Dans l'obscurité de la petite salle de la confrérie dalmate (Scuola di San Giorgio degli Schiavoni, confrérie de Saint-Georges-des-esclavons, l'usage veut-il qu'on traduise ou pas ?) je reste suffoquée par la violence de Saint Georges et le dragon (1502) : membres épars, déchiquetés, à moitié dévorés, sorte de buste momifié…
Je suis gênée par mon manque de références : une telle scène, de telles précisions, paraissaient-elles normales, naturelles, à l'époque, où peut-on imaginer que les guerres fournissaient le spectacle quotidien d'éclopés rongés par la gangrène, ou Carpaccio cherchait-il à choquer, ou — j'avoue que cela m'a effleurée: exagérait-il l'horreur de sa peinture, approchant la caricature par la précision trop grande de ses détails?
Lorsque je regarde les toiles de Carpaccio, j'ai l'impression fugace qu'il rit, qu'il se moque de lui-même ou du spectateur ou des sujets qu'il peints, très peu, mais un peu tout de même: pourquoi cette envie de rire à regarder l'envolée des robes des moines fuyant comme des moineaux à l'approche du lion, le moine derrière Saint Jérôme paraissant presque horizontal dans sa précipitation ?

Le lendemain, même incrédulité à contempler longuement le supplice des dix mille martyrs du mont Ararat («c'est gore» me murmure O., huit ans, qui frémit d'effroi) ou le martyre de Sainte-Ursule: cette précision dans l'horreur, crâne fendu entre les deux yeux, femme rattrapée par les cheveux pour être égorgée, cet élan dans le meurtre, étaient-ce des détails qui devaient naturellement servir à l'édification des âmes (mais cela peut-il réellement porter au désir de connaître le même sort?), ou Carpaccio n'avait-il pas une intention doucement ironique, celle d'avouer secrètement qu'il ne croyait pas — et qu'il déconseillait de croire ?

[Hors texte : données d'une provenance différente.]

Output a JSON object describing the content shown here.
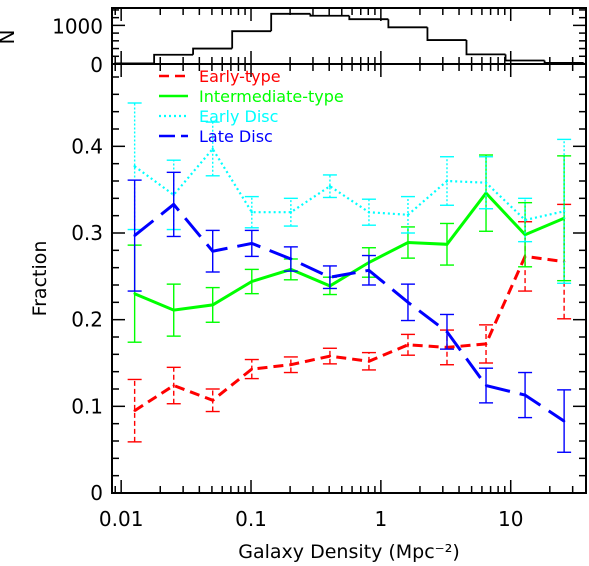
{
  "chart_data": [
    {
      "type": "histogram",
      "ylabel": "N",
      "y_ticks": [
        0,
        1000
      ],
      "ylim": [
        0,
        1450
      ],
      "x_scale": "log",
      "xlim": [
        0.0085,
        38
      ],
      "bin_edges": [
        0.00898,
        0.01794,
        0.0358,
        0.0716,
        0.143,
        0.2865,
        0.5715,
        1.1425,
        2.284,
        4.5645,
        9.123,
        18.236,
        36.45
      ],
      "counts": [
        15,
        240,
        400,
        850,
        1300,
        1250,
        1160,
        950,
        620,
        250,
        90,
        30
      ]
    },
    {
      "type": "line",
      "xlabel": "Galaxy Density (Mpc⁻²)",
      "ylabel": "Fraction",
      "x_scale": "log",
      "xlim": [
        0.0085,
        38
      ],
      "ylim": [
        0,
        0.495
      ],
      "x_ticks": [
        0.01,
        0.1,
        1,
        10
      ],
      "x_tick_labels": [
        "0.01",
        "0.1",
        "1",
        "10"
      ],
      "y_ticks": [
        0,
        0.1,
        0.2,
        0.3,
        0.4
      ],
      "y_tick_labels": [
        "0",
        "0.1",
        "0.2",
        "0.3",
        "0.4"
      ],
      "x": [
        0.0127,
        0.0254,
        0.0507,
        0.1014,
        0.2027,
        0.4052,
        0.8095,
        1.617,
        3.23,
        6.455,
        12.9,
        25.78
      ],
      "legend_position": "top-left",
      "series": [
        {
          "name": "Early-type",
          "color": "#ff0000",
          "dash": "dashed",
          "values": [
            0.095,
            0.124,
            0.107,
            0.143,
            0.148,
            0.158,
            0.152,
            0.171,
            0.168,
            0.172,
            0.273,
            0.267
          ],
          "err": [
            0.036,
            0.021,
            0.013,
            0.011,
            0.009,
            0.009,
            0.01,
            0.012,
            0.02,
            0.022,
            0.04,
            0.066
          ]
        },
        {
          "name": "Intermediate-type",
          "color": "#00ff00",
          "dash": "solid",
          "values": [
            0.23,
            0.211,
            0.217,
            0.244,
            0.258,
            0.239,
            0.266,
            0.289,
            0.287,
            0.346,
            0.298,
            0.317
          ],
          "err": [
            0.056,
            0.03,
            0.02,
            0.014,
            0.012,
            0.01,
            0.017,
            0.018,
            0.024,
            0.044,
            0.037,
            0.072
          ]
        },
        {
          "name": "Early Disc",
          "color": "#00ffff",
          "dash": "dotted",
          "values": [
            0.377,
            0.344,
            0.397,
            0.324,
            0.324,
            0.354,
            0.324,
            0.321,
            0.36,
            0.358,
            0.315,
            0.325
          ],
          "err": [
            0.073,
            0.04,
            0.031,
            0.018,
            0.016,
            0.013,
            0.015,
            0.021,
            0.028,
            0.03,
            0.025,
            0.083
          ]
        },
        {
          "name": "Late Disc",
          "color": "#0000ff",
          "dash": "long-dash",
          "values": [
            0.297,
            0.333,
            0.279,
            0.288,
            0.27,
            0.249,
            0.257,
            0.22,
            0.186,
            0.124,
            0.113,
            0.083
          ],
          "err": [
            0.064,
            0.037,
            0.024,
            0.015,
            0.014,
            0.013,
            0.017,
            0.021,
            0.02,
            0.02,
            0.026,
            0.036
          ]
        }
      ]
    }
  ]
}
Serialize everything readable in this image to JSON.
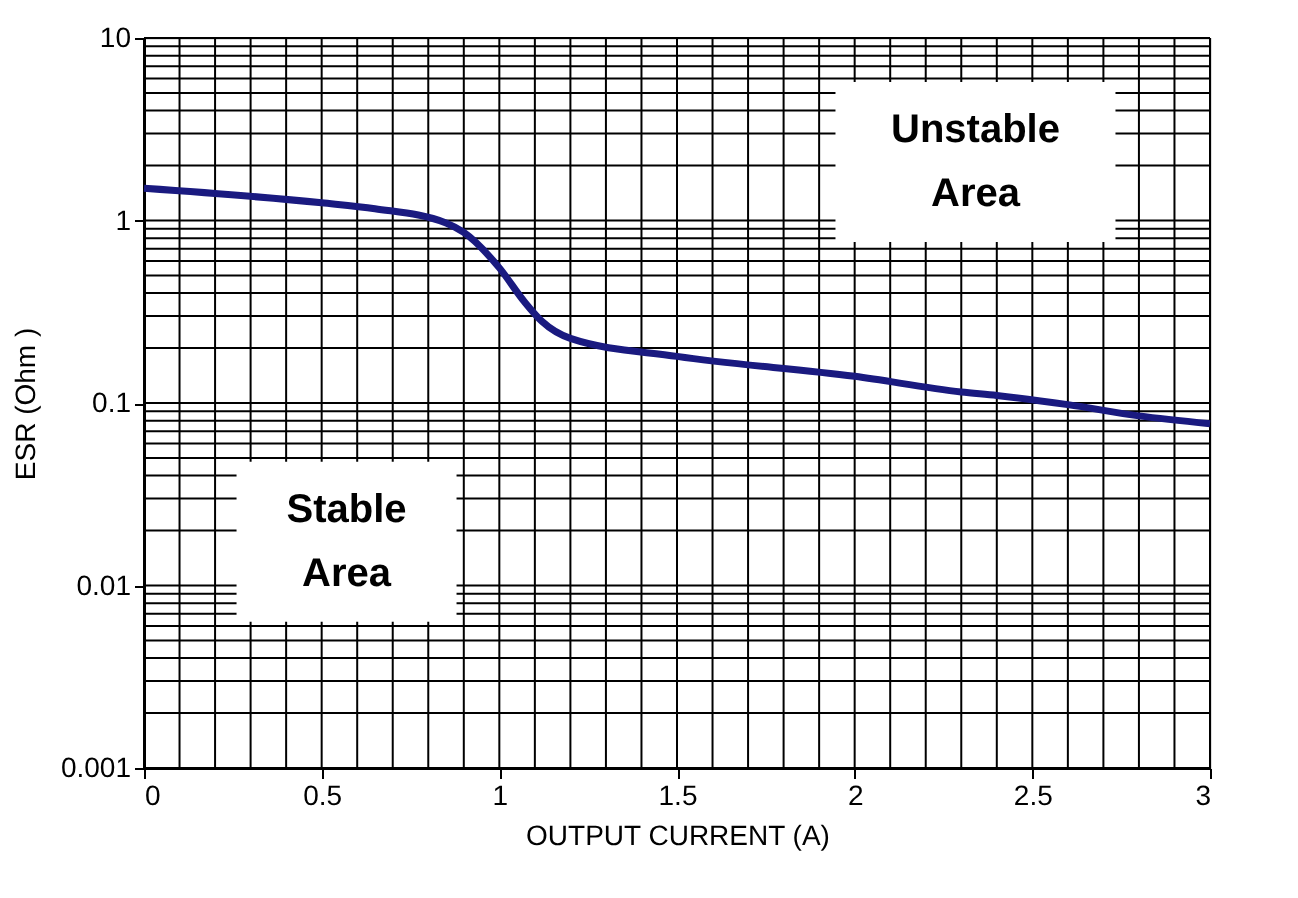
{
  "chart_data": {
    "type": "line",
    "xlabel": "OUTPUT CURRENT (A)",
    "ylabel": "ESR (Ohm )",
    "x": [
      0,
      0.5,
      0.65,
      0.85,
      0.9,
      1.0,
      1.07,
      1.12,
      1.2,
      1.5,
      2.0,
      2.3,
      2.4,
      2.6,
      2.8,
      3.0
    ],
    "series": [
      {
        "color": "#1a1a80",
        "values": [
          1.5,
          1.25,
          1.16,
          0.97,
          0.86,
          0.55,
          0.36,
          0.28,
          0.226,
          0.18,
          0.14,
          0.115,
          0.11,
          0.098,
          0.085,
          0.077
        ]
      }
    ],
    "xlim": [
      0,
      3
    ],
    "xticks": [
      0,
      0.5,
      1,
      1.5,
      2,
      2.5,
      3
    ],
    "ylim": [
      0.001,
      10
    ],
    "yticks": [
      0.001,
      0.01,
      0.1,
      1,
      10
    ],
    "log": "y",
    "grid": true,
    "marker": "none",
    "line_style": "solid",
    "annotations": [
      "Unstable\nArea",
      "Stable\nArea"
    ]
  }
}
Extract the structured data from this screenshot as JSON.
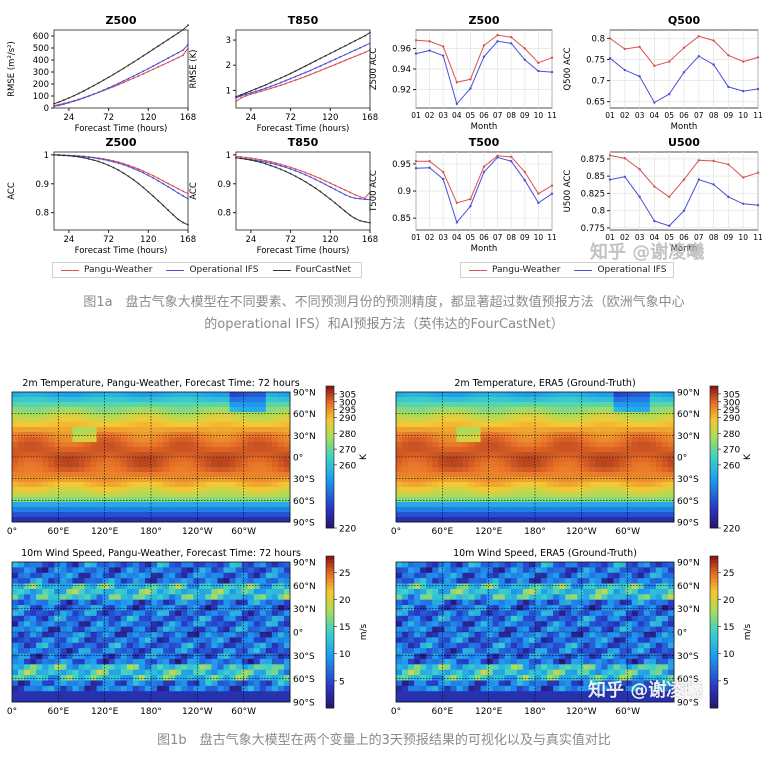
{
  "colors": {
    "pangu": "#d9534f",
    "ifs": "#4a4fd6",
    "fcn": "#333333"
  },
  "legend_left": {
    "items": [
      "Pangu-Weather",
      "Operational IFS",
      "FourCastNet"
    ]
  },
  "legend_right": {
    "items": [
      "Pangu-Weather",
      "Operational IFS"
    ]
  },
  "captions": {
    "fig1a_line1": "图1a　盘古气象大模型在不同要素、不同预测月份的预测精度，都显著超过数值预报方法（欧洲气象中心",
    "fig1a_line2": "的operational IFS）和AI预报方法（英伟达的FourCastNet）",
    "fig1b": "图1b　盘古气象大模型在两个变量上的3天预报结果的可视化以及与真实值对比"
  },
  "watermarks": {
    "top": "知乎 @谢凌曦",
    "bottom": "知乎 @谢凌曦"
  },
  "chart_data": [
    {
      "type": "line",
      "title": "Z500",
      "xlabel": "Forecast Time (hours)",
      "ylabel": "RMSE (m²/s²)",
      "x": [
        6,
        12,
        18,
        24,
        30,
        36,
        42,
        48,
        54,
        60,
        66,
        72,
        78,
        84,
        90,
        96,
        102,
        108,
        114,
        120,
        126,
        132,
        138,
        144,
        150,
        156,
        162,
        168
      ],
      "xticks": [
        24,
        72,
        120,
        168
      ],
      "yticks": [
        0,
        100,
        200,
        300,
        400,
        500,
        600
      ],
      "xlim": [
        6,
        168
      ],
      "ylim": [
        0,
        650
      ],
      "series": [
        {
          "name": "Pangu-Weather",
          "color": "#d9534f",
          "values": [
            20,
            28,
            38,
            48,
            60,
            72,
            86,
            100,
            115,
            130,
            146,
            162,
            178,
            195,
            212,
            230,
            248,
            266,
            285,
            304,
            323,
            342,
            361,
            380,
            400,
            420,
            440,
            498
          ]
        },
        {
          "name": "Operational IFS",
          "color": "#4a4fd6",
          "values": [
            14,
            22,
            32,
            44,
            56,
            70,
            84,
            99,
            115,
            132,
            149,
            167,
            186,
            205,
            225,
            245,
            265,
            286,
            307,
            328,
            350,
            372,
            394,
            416,
            438,
            460,
            482,
            530
          ]
        },
        {
          "name": "FourCastNet",
          "color": "#333333",
          "values": [
            35,
            50,
            66,
            84,
            102,
            122,
            142,
            164,
            186,
            209,
            232,
            256,
            280,
            305,
            330,
            356,
            382,
            408,
            435,
            462,
            489,
            516,
            543,
            570,
            597,
            624,
            651,
            690
          ]
        }
      ]
    },
    {
      "type": "line",
      "title": "T850",
      "xlabel": "Forecast Time (hours)",
      "ylabel": "RMSE (K)",
      "x": [
        6,
        12,
        18,
        24,
        30,
        36,
        42,
        48,
        54,
        60,
        66,
        72,
        78,
        84,
        90,
        96,
        102,
        108,
        114,
        120,
        126,
        132,
        138,
        144,
        150,
        156,
        162,
        168
      ],
      "xticks": [
        24,
        72,
        120,
        168
      ],
      "yticks": [
        1,
        2,
        3
      ],
      "xlim": [
        6,
        168
      ],
      "ylim": [
        0.3,
        3.4
      ],
      "series": [
        {
          "name": "Pangu-Weather",
          "color": "#d9534f",
          "values": [
            0.55,
            0.7,
            0.78,
            0.85,
            0.9,
            0.96,
            1.02,
            1.08,
            1.14,
            1.2,
            1.27,
            1.34,
            1.41,
            1.48,
            1.55,
            1.63,
            1.71,
            1.79,
            1.87,
            1.95,
            2.03,
            2.11,
            2.19,
            2.27,
            2.35,
            2.43,
            2.51,
            2.6
          ]
        },
        {
          "name": "Operational IFS",
          "color": "#4a4fd6",
          "values": [
            0.7,
            0.78,
            0.84,
            0.9,
            0.96,
            1.02,
            1.09,
            1.16,
            1.23,
            1.31,
            1.39,
            1.47,
            1.55,
            1.63,
            1.71,
            1.79,
            1.88,
            1.97,
            2.06,
            2.15,
            2.24,
            2.33,
            2.42,
            2.51,
            2.6,
            2.69,
            2.78,
            2.87
          ]
        },
        {
          "name": "FourCastNet",
          "color": "#333333",
          "values": [
            0.75,
            0.82,
            0.9,
            0.98,
            1.06,
            1.14,
            1.22,
            1.31,
            1.4,
            1.49,
            1.58,
            1.67,
            1.77,
            1.87,
            1.97,
            2.07,
            2.17,
            2.27,
            2.37,
            2.47,
            2.57,
            2.67,
            2.77,
            2.87,
            2.97,
            3.07,
            3.17,
            3.3
          ]
        }
      ]
    },
    {
      "type": "line",
      "title": "Z500",
      "xlabel": "Forecast Time (hours)",
      "ylabel": "ACC",
      "x": [
        6,
        12,
        18,
        24,
        30,
        36,
        42,
        48,
        54,
        60,
        66,
        72,
        78,
        84,
        90,
        96,
        102,
        108,
        114,
        120,
        126,
        132,
        138,
        144,
        150,
        156,
        162,
        168
      ],
      "xticks": [
        24,
        72,
        120,
        168
      ],
      "yticks": [
        0.8,
        0.9,
        1.0
      ],
      "xlim": [
        6,
        168
      ],
      "ylim": [
        0.74,
        1.01
      ],
      "series": [
        {
          "name": "Pangu-Weather",
          "color": "#d9534f",
          "values": [
            1.0,
            1.0,
            0.999,
            0.998,
            0.997,
            0.996,
            0.995,
            0.993,
            0.991,
            0.989,
            0.986,
            0.983,
            0.979,
            0.975,
            0.97,
            0.964,
            0.958,
            0.951,
            0.944,
            0.936,
            0.928,
            0.919,
            0.91,
            0.901,
            0.892,
            0.883,
            0.874,
            0.866
          ]
        },
        {
          "name": "Operational IFS",
          "color": "#4a4fd6",
          "values": [
            1.0,
            1.0,
            0.999,
            0.998,
            0.997,
            0.996,
            0.994,
            0.992,
            0.99,
            0.987,
            0.984,
            0.98,
            0.976,
            0.971,
            0.966,
            0.96,
            0.953,
            0.946,
            0.938,
            0.929,
            0.92,
            0.91,
            0.9,
            0.89,
            0.879,
            0.868,
            0.858,
            0.848
          ]
        },
        {
          "name": "FourCastNet",
          "color": "#333333",
          "values": [
            1.0,
            0.999,
            0.998,
            0.997,
            0.995,
            0.993,
            0.99,
            0.986,
            0.982,
            0.977,
            0.971,
            0.964,
            0.956,
            0.947,
            0.937,
            0.926,
            0.914,
            0.901,
            0.887,
            0.872,
            0.857,
            0.841,
            0.825,
            0.809,
            0.793,
            0.777,
            0.766,
            0.758
          ]
        }
      ]
    },
    {
      "type": "line",
      "title": "T850",
      "xlabel": "Forecast Time (hours)",
      "ylabel": "ACC",
      "x": [
        6,
        12,
        18,
        24,
        30,
        36,
        42,
        48,
        54,
        60,
        66,
        72,
        78,
        84,
        90,
        96,
        102,
        108,
        114,
        120,
        126,
        132,
        138,
        144,
        150,
        156,
        162,
        168
      ],
      "xticks": [
        24,
        72,
        120,
        168
      ],
      "yticks": [
        0.8,
        0.9,
        1.0
      ],
      "xlim": [
        6,
        168
      ],
      "ylim": [
        0.74,
        1.01
      ],
      "series": [
        {
          "name": "Pangu-Weather",
          "color": "#d9534f",
          "values": [
            0.995,
            0.993,
            0.991,
            0.989,
            0.986,
            0.983,
            0.98,
            0.976,
            0.972,
            0.967,
            0.962,
            0.957,
            0.951,
            0.945,
            0.939,
            0.932,
            0.925,
            0.918,
            0.91,
            0.902,
            0.894,
            0.886,
            0.878,
            0.87,
            0.862,
            0.855,
            0.85,
            0.872
          ]
        },
        {
          "name": "Operational IFS",
          "color": "#4a4fd6",
          "values": [
            0.99,
            0.988,
            0.986,
            0.984,
            0.981,
            0.978,
            0.975,
            0.971,
            0.967,
            0.962,
            0.957,
            0.951,
            0.945,
            0.938,
            0.931,
            0.923,
            0.915,
            0.907,
            0.898,
            0.889,
            0.88,
            0.871,
            0.862,
            0.855,
            0.85,
            0.848,
            0.846,
            0.845
          ]
        },
        {
          "name": "FourCastNet",
          "color": "#333333",
          "values": [
            0.99,
            0.988,
            0.985,
            0.982,
            0.978,
            0.974,
            0.969,
            0.963,
            0.957,
            0.95,
            0.943,
            0.935,
            0.926,
            0.917,
            0.907,
            0.896,
            0.885,
            0.873,
            0.86,
            0.847,
            0.833,
            0.819,
            0.805,
            0.791,
            0.78,
            0.772,
            0.768,
            0.765
          ]
        }
      ]
    },
    {
      "type": "line",
      "title": "Z500",
      "xlabel": "Month",
      "ylabel": "Z500 ACC",
      "categories": [
        "01",
        "02",
        "03",
        "04",
        "05",
        "06",
        "07",
        "08",
        "09",
        "10",
        "11"
      ],
      "yticks": [
        0.92,
        0.94,
        0.96
      ],
      "ylim": [
        0.902,
        0.978
      ],
      "series": [
        {
          "name": "Pangu-Weather",
          "color": "#d9534f",
          "values": [
            0.968,
            0.967,
            0.962,
            0.927,
            0.93,
            0.963,
            0.973,
            0.971,
            0.96,
            0.946,
            0.951
          ]
        },
        {
          "name": "Operational IFS",
          "color": "#4a4fd6",
          "values": [
            0.955,
            0.958,
            0.953,
            0.906,
            0.921,
            0.952,
            0.967,
            0.965,
            0.949,
            0.938,
            0.937
          ]
        }
      ]
    },
    {
      "type": "line",
      "title": "Q500",
      "xlabel": "Month",
      "ylabel": "Q500 ACC",
      "categories": [
        "01",
        "02",
        "03",
        "04",
        "05",
        "06",
        "07",
        "08",
        "09",
        "10",
        "11"
      ],
      "yticks": [
        0.65,
        0.7,
        0.75,
        0.8
      ],
      "ylim": [
        0.635,
        0.82
      ],
      "series": [
        {
          "name": "Pangu-Weather",
          "color": "#d9534f",
          "values": [
            0.8,
            0.775,
            0.78,
            0.735,
            0.745,
            0.778,
            0.805,
            0.795,
            0.76,
            0.745,
            0.755
          ]
        },
        {
          "name": "Operational IFS",
          "color": "#4a4fd6",
          "values": [
            0.753,
            0.725,
            0.71,
            0.648,
            0.668,
            0.72,
            0.758,
            0.738,
            0.685,
            0.675,
            0.68
          ]
        }
      ]
    },
    {
      "type": "line",
      "title": "T500",
      "xlabel": "Month",
      "ylabel": "T500 ACC",
      "categories": [
        "01",
        "02",
        "03",
        "04",
        "05",
        "06",
        "07",
        "08",
        "09",
        "10",
        "11"
      ],
      "yticks": [
        0.85,
        0.9,
        0.95
      ],
      "ylim": [
        0.828,
        0.972
      ],
      "series": [
        {
          "name": "Pangu-Weather",
          "color": "#d9534f",
          "values": [
            0.955,
            0.955,
            0.935,
            0.878,
            0.885,
            0.945,
            0.965,
            0.963,
            0.935,
            0.895,
            0.91
          ]
        },
        {
          "name": "Operational IFS",
          "color": "#4a4fd6",
          "values": [
            0.942,
            0.943,
            0.922,
            0.842,
            0.872,
            0.935,
            0.962,
            0.955,
            0.92,
            0.878,
            0.895
          ]
        }
      ]
    },
    {
      "type": "line",
      "title": "U500",
      "xlabel": "Month",
      "ylabel": "U500 ACC",
      "categories": [
        "01",
        "02",
        "03",
        "04",
        "05",
        "06",
        "07",
        "08",
        "09",
        "10",
        "11"
      ],
      "yticks": [
        0.775,
        0.8,
        0.825,
        0.85,
        0.875
      ],
      "ylim": [
        0.772,
        0.885
      ],
      "series": [
        {
          "name": "Pangu-Weather",
          "color": "#d9534f",
          "values": [
            0.88,
            0.876,
            0.86,
            0.835,
            0.82,
            0.845,
            0.873,
            0.872,
            0.867,
            0.848,
            0.855
          ]
        },
        {
          "name": "Operational IFS",
          "color": "#4a4fd6",
          "values": [
            0.845,
            0.849,
            0.82,
            0.785,
            0.778,
            0.8,
            0.845,
            0.838,
            0.82,
            0.81,
            0.808
          ]
        }
      ]
    },
    {
      "type": "heatmap",
      "title": "2m Temperature, Pangu-Weather, Forecast Time: 72 hours",
      "xticks": [
        "0°",
        "60°E",
        "120°E",
        "180°",
        "120°W",
        "60°W"
      ],
      "yticks": [
        "90°N",
        "60°N",
        "30°N",
        "0°",
        "30°S",
        "60°S",
        "90°S"
      ],
      "colorbar": {
        "label": "K",
        "ticks": [
          305,
          300,
          295,
          290,
          280,
          270,
          260,
          220
        ],
        "range": [
          220,
          310
        ]
      }
    },
    {
      "type": "heatmap",
      "title": "2m Temperature, ERA5 (Ground-Truth)",
      "xticks": [
        "0°",
        "60°E",
        "120°E",
        "180°",
        "120°W",
        "60°W"
      ],
      "yticks": [
        "90°N",
        "60°N",
        "30°N",
        "0°",
        "30°S",
        "60°S",
        "90°S"
      ],
      "colorbar": {
        "label": "K",
        "ticks": [
          305,
          300,
          295,
          290,
          280,
          270,
          260,
          220
        ],
        "range": [
          220,
          310
        ]
      }
    },
    {
      "type": "heatmap",
      "title": "10m Wind Speed, Pangu-Weather, Forecast Time: 72 hours",
      "xticks": [
        "0°",
        "60°E",
        "120°E",
        "180°",
        "120°W",
        "60°W"
      ],
      "yticks": [
        "90°N",
        "60°N",
        "30°N",
        "0°",
        "30°S",
        "60°S",
        "90°S"
      ],
      "colorbar": {
        "label": "m/s",
        "ticks": [
          25,
          20,
          15,
          10,
          5
        ],
        "range": [
          0,
          28
        ]
      }
    },
    {
      "type": "heatmap",
      "title": "10m Wind Speed, ERA5 (Ground-Truth)",
      "xticks": [
        "0°",
        "60°E",
        "120°E",
        "180°",
        "120°W",
        "60°W"
      ],
      "yticks": [
        "90°N",
        "60°N",
        "30°N",
        "0°",
        "30°S",
        "60°S",
        "90°S"
      ],
      "colorbar": {
        "label": "m/s",
        "ticks": [
          25,
          20,
          15,
          10,
          5
        ],
        "range": [
          0,
          28
        ]
      }
    }
  ]
}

J'aime les cheminées de Carpaccio, le rouge de Carpaccio, l'humour de Carpaccio — même si je ne peux décider si cet humour plus ou moins grinçant "existe", s'il était bien dans les intentions du peintre, ou s'il n'est dû qu'à mon imagination, à mon humeur et aux quelques siècles qui nous séparent: comment savoir?